When the girl grew she experienced the same things, but in regards to totally different situations. The party, college life, friendships, places. After a while she squelched the anticipation or what could be called, the “inkling of pure joy”. There was a deepness that longed for something so deep and true – pure joy. All of life was only a drop in the bucket. She was craving it, but why waset life wishing for something that didn’t seem to exist.

Day dreaming one day, she remembered the Christmas and the day she went horseback riding. Nostalgia and an almost perfect joy came to mind. But she knew it wasn’t true.

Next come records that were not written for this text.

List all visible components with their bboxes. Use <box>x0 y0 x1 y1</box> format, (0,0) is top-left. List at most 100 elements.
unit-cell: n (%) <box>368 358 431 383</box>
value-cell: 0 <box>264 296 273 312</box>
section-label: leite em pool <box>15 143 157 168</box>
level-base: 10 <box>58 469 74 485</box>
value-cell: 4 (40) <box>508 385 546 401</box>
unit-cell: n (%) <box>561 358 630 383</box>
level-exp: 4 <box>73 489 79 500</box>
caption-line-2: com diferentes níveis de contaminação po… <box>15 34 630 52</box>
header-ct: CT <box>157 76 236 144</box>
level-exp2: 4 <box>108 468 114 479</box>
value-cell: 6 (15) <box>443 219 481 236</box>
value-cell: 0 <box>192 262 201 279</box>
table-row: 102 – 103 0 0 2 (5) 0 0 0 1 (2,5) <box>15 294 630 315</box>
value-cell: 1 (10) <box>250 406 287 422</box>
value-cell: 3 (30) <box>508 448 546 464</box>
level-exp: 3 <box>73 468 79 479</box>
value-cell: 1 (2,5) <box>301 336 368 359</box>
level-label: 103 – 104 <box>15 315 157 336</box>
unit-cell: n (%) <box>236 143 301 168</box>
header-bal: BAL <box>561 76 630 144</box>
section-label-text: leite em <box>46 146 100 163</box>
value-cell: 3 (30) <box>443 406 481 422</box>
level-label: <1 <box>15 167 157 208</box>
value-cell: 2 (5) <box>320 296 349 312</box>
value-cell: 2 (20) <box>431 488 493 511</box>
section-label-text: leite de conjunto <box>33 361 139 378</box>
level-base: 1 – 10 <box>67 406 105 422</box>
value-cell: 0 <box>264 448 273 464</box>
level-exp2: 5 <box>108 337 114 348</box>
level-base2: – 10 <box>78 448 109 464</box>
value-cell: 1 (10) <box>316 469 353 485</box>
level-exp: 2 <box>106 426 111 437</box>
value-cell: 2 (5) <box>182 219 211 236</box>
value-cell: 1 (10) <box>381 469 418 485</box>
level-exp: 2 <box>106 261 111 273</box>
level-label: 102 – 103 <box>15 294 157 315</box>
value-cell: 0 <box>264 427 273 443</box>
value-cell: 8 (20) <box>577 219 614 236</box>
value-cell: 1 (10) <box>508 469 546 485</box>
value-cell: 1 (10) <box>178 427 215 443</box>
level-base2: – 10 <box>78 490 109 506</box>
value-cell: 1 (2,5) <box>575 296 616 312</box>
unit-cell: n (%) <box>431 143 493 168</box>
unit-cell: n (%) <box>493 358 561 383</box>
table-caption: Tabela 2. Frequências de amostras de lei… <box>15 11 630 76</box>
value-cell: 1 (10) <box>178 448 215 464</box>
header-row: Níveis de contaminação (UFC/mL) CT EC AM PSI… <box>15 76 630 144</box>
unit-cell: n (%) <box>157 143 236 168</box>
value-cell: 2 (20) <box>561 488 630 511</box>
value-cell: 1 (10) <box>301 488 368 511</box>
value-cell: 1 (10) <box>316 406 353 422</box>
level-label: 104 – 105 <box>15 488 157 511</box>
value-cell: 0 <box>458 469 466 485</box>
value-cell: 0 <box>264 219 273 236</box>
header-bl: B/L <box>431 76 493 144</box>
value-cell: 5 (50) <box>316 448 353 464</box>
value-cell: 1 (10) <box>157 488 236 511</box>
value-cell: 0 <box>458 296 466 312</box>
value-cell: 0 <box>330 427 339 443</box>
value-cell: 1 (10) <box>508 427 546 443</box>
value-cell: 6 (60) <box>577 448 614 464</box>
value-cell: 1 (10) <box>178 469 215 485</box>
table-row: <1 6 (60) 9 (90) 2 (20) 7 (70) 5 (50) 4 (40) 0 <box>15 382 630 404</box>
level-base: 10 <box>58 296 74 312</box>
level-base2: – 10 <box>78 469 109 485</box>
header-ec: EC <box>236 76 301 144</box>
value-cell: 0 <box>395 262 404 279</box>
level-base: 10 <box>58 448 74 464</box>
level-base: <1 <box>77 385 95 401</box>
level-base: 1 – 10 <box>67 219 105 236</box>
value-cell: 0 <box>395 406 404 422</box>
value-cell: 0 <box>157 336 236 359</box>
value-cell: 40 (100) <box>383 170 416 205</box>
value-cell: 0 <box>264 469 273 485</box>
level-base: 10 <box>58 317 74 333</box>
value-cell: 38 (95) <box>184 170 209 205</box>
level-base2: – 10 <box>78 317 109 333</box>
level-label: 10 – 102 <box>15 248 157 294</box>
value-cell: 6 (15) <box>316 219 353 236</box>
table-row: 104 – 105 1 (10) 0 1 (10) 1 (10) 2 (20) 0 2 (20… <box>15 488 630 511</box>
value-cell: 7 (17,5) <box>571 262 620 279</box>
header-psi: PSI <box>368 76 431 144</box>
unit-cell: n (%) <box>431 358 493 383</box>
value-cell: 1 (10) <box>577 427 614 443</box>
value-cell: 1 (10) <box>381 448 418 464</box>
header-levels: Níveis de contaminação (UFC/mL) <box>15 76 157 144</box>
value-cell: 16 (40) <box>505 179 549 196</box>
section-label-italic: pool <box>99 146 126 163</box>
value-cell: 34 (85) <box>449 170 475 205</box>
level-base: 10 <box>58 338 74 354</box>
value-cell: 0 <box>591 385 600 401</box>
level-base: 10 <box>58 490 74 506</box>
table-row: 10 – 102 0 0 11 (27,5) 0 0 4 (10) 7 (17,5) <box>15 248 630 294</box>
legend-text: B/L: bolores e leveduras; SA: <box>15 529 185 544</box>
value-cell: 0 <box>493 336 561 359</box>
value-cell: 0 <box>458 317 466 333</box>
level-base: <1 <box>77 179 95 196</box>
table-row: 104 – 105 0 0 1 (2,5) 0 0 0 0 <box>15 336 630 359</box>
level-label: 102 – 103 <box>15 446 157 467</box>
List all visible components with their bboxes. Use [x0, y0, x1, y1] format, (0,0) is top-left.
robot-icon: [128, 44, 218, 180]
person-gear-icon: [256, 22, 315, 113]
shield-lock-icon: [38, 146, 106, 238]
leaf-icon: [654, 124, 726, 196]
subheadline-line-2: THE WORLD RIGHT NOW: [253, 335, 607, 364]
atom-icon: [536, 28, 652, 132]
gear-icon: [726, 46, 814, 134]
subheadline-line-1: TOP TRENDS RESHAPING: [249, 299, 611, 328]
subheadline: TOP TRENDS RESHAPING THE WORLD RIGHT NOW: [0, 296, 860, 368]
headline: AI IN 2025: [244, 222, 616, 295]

Never had those longings been fulfilled – they had only been glimpsed in anticipation and remembrance.

If I discover within myself a desire which no experience in this world can satisfy, the most probable explanation is that I was made for another world” - C.S. Lewis

Yes, I’m “wasting my life” for something that does exists -- Jesus is my anticipation and remembrance; my home.

Monday, April 5, 2010

Storm

Tired of the fight, tired of the battle.

These people scrape wounds I forgot I had, they touch deeply embedded thorns that were forgotten. Lord, you are calling me. You are asking me to come into your presence. Weary, heavy laden. You give rest. You, the healer of the broken, sustainer of the weak, lover of souls. You, abba call me in this darkness, this storm.

I've begged, I've cried, I've shouted. I hate this storm..... but if it means more of you Abba. It's worth it.


"My child, ask not for the storm to be calmed, but to find me in the storm."